“When are you going to finish the ones you’ve already bought?” my wife often asks when I come home with one of the Writer’s Block’s distinctive red paper bags. Silly question. I mean, has she met me? Books all over the place (including, for one memorable stretch, half-filling a bathtub) has been a defining feature of our domestic life for 35 years. What you see here is a small slice. So, short answer to her question: maybe never! I’ve always been a rapid buyer of books, but a sloooow reader of them.
You’d think all this COVID-enforced downtime would fully activate a guy like me. READ LIKE THE WIND! But I gotta confess: The swarming anxieties of this thing — medical, fiscal, social, toilet-paperal — just wrecked my focus in weeks one and two. I’d look at this batch of pulped wood in my hand and wonder, what am I doing? So much is falling apart for so many.
I adjusted eventually, of course. But even before that, I found a stabilizing comfort in my home office, this tiny blue ecosystem of books, art, talismans, and, yes, even tchotchkes. Think of it as a diorama of what’s left of my mind: cluttered with trivial cuteness, like (1) the chrome pineapple I finally won in a hand-to-hand white-elephant gift sesh two Christmases ago, or (2) the plethora of hands that achieve just the right balance of adorability and weirdness; as well as personal connections, like (3) small ceramic sculptural pieces from a potter I know in Colorado, and (4) the stack of poetry chapbooks by onetime Las Vegas playwright Red Shuttleworth.
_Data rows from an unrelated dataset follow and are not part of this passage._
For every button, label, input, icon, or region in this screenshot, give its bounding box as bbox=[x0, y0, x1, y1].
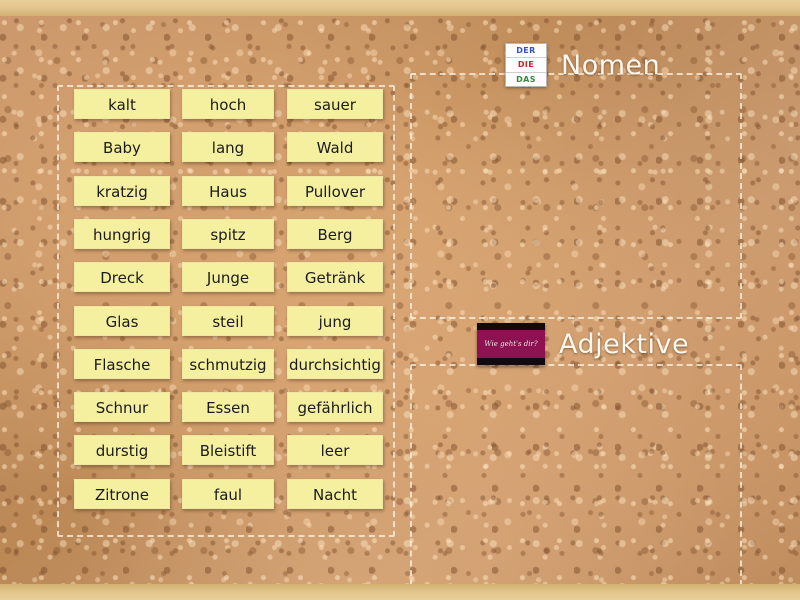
word-tile[interactable]: Essen bbox=[182, 392, 274, 423]
category-nomen-label: Nomen bbox=[561, 49, 661, 81]
word-tile[interactable]: gefährlich bbox=[287, 392, 383, 423]
category-adjektive: Wie geht's dir? Adjektive bbox=[477, 323, 689, 365]
word-tile[interactable]: Nacht bbox=[287, 478, 383, 509]
dropzone-adjektive[interactable] bbox=[410, 364, 742, 586]
der-label: DER bbox=[506, 44, 546, 59]
word-tile[interactable]: kratzig bbox=[74, 175, 170, 206]
word-tile[interactable]: hoch bbox=[182, 89, 274, 119]
word-tile[interactable]: Junge bbox=[182, 262, 274, 293]
word-tile[interactable]: Bleistift bbox=[182, 435, 274, 466]
word-tile[interactable]: jung bbox=[287, 305, 383, 336]
word-tile[interactable]: Pullover bbox=[287, 175, 383, 206]
word-tile[interactable]: spitz bbox=[182, 218, 274, 249]
word-tile[interactable]: Flasche bbox=[74, 348, 170, 379]
word-tile[interactable]: sauer bbox=[287, 89, 383, 119]
word-tile[interactable]: Wald bbox=[287, 132, 383, 163]
word-tile[interactable]: hungrig bbox=[74, 218, 170, 249]
der-die-das-icon: DER DIE DAS bbox=[505, 43, 547, 87]
word-tile[interactable]: lang bbox=[182, 132, 274, 163]
word-tile[interactable]: steil bbox=[182, 305, 274, 336]
word-tile[interactable]: Baby bbox=[74, 132, 170, 163]
dropzone-nomen[interactable] bbox=[410, 73, 742, 319]
banner-thumbnail-text: Wie geht's dir? bbox=[484, 340, 538, 348]
word-tile[interactable]: kalt bbox=[74, 89, 170, 119]
das-label: DAS bbox=[516, 74, 536, 84]
board-frame-top bbox=[0, 0, 800, 16]
category-adjektive-label: Adjektive bbox=[559, 328, 690, 360]
word-tile[interactable]: durchsichtig bbox=[287, 348, 383, 379]
banner-thumbnail-icon: Wie geht's dir? bbox=[477, 323, 545, 365]
word-tile[interactable]: Schnur bbox=[74, 392, 170, 423]
activity-board: kalt hoch sauer Baby lang Wald kratzig Haus Pull… bbox=[0, 0, 800, 600]
word-tile[interactable]: Glas bbox=[74, 305, 170, 336]
word-tile[interactable]: Berg bbox=[287, 218, 383, 249]
word-tile[interactable]: Dreck bbox=[74, 262, 170, 293]
word-tile[interactable]: Zitrone bbox=[74, 478, 170, 509]
word-tile[interactable]: durstig bbox=[74, 435, 170, 466]
word-tile[interactable]: schmutzig bbox=[182, 348, 274, 379]
board-frame-bottom bbox=[0, 584, 800, 600]
word-tile[interactable]: Getränk bbox=[287, 262, 383, 293]
word-tile[interactable]: Haus bbox=[182, 175, 274, 206]
category-nomen: DER DIE DAS Nomen bbox=[505, 43, 660, 87]
corkboard-surface: kalt hoch sauer Baby lang Wald kratzig Haus Pull… bbox=[0, 16, 800, 586]
word-tile[interactable]: leer bbox=[287, 435, 383, 466]
word-tile[interactable]: faul bbox=[182, 478, 274, 509]
die-label: DIE bbox=[506, 58, 546, 73]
I profiled him decades ago, and I sometimes consult his poetry — hard-edged demystifications of the West — when my own typing gets too precious. (I know, I know: Consult him now!) Also, owls (5) — if they don’t symbolize good luck, keep it to yourself. There’s artwork (6) by Brent Holmes (the orange one, exiled here because it’s just too bold and beautiful for rooms where the normal people live), Jorge Catoni, and Jose Bellver.
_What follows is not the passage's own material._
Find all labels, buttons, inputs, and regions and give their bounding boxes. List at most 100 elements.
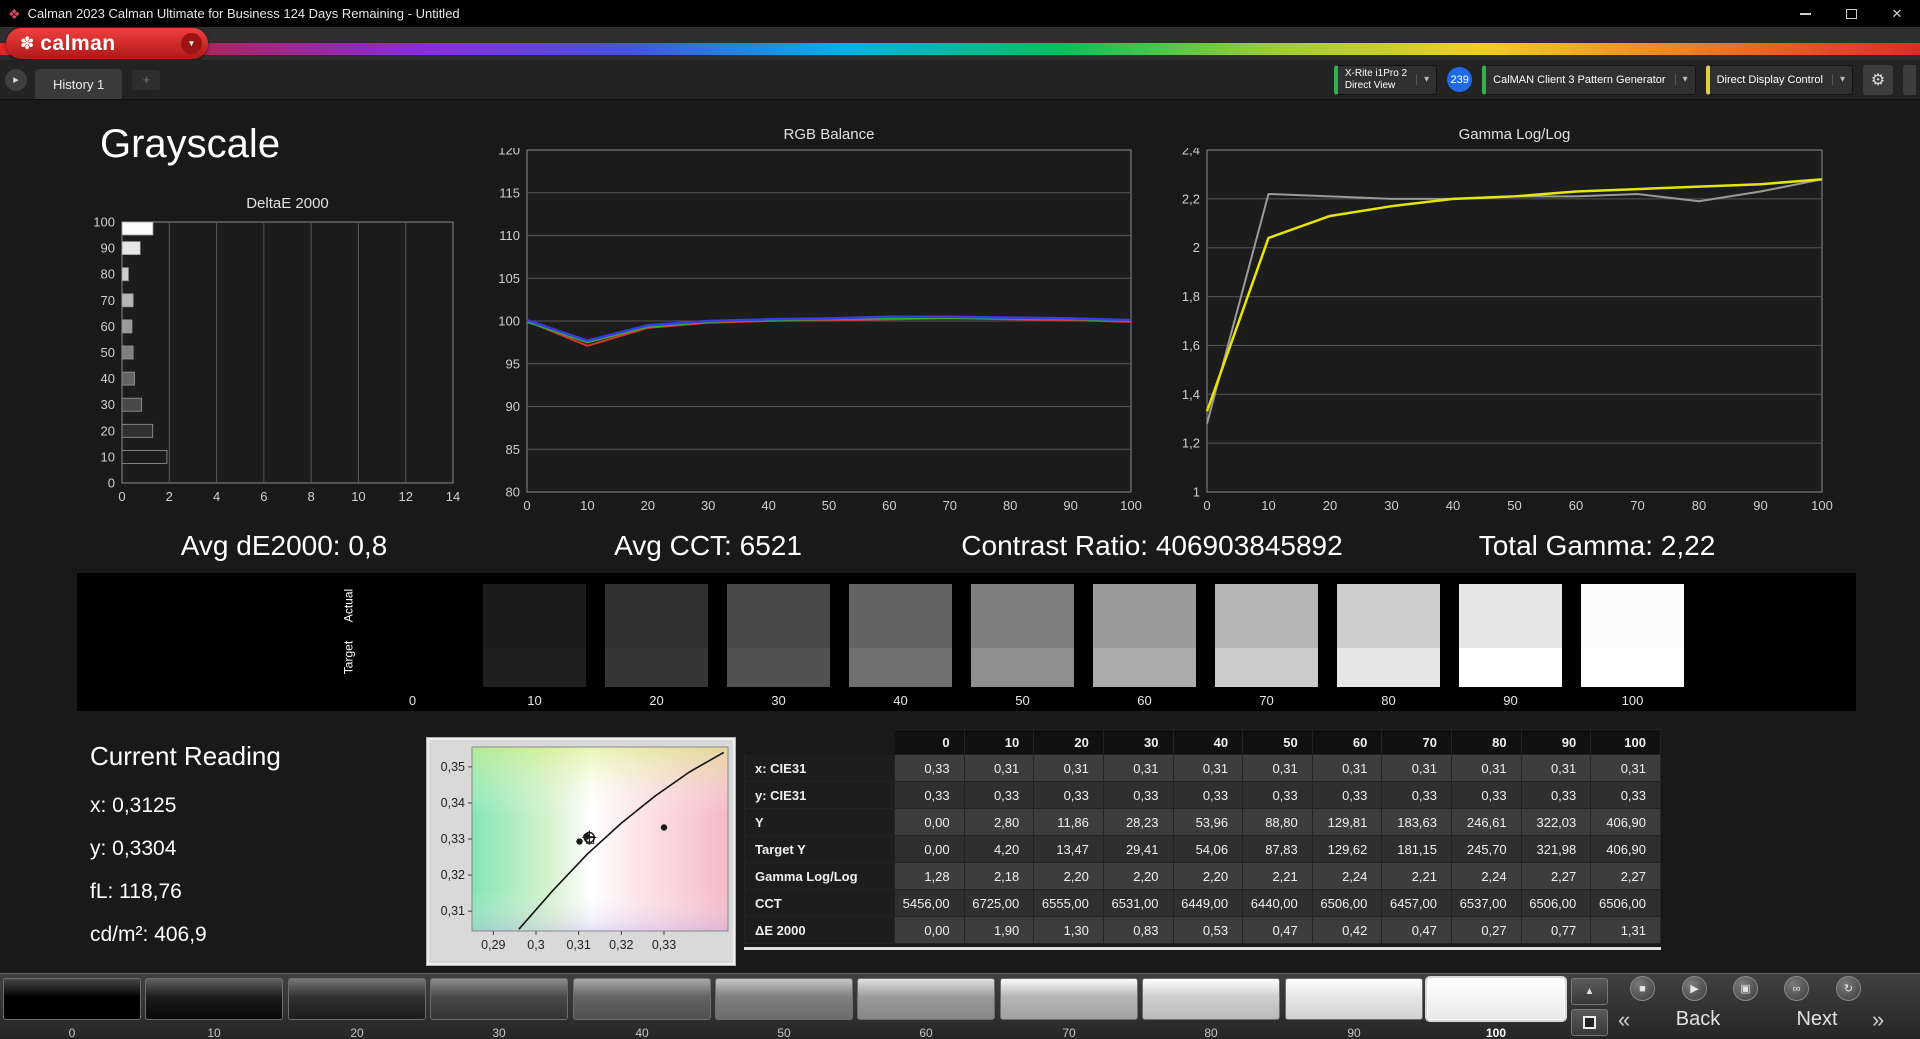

But mostly it’s about the books. (If you look closely, you can see I assembled some of the shelves (7) at cockeyed angles to give the room some zippity zow.) The longer, truer answer to my wife’s question lies in the levitating gestalt here, in which every book, read or not, is a wormhole of possibilities, ideas, moments of beauty, the workings of other minds. I can only speak for myself: The bookish, joyously unkempt mojo of my office has helped me nurture my (metaphorically!) feverish brain through the newly scrambled requirements of this job — and the existential demands of this moment.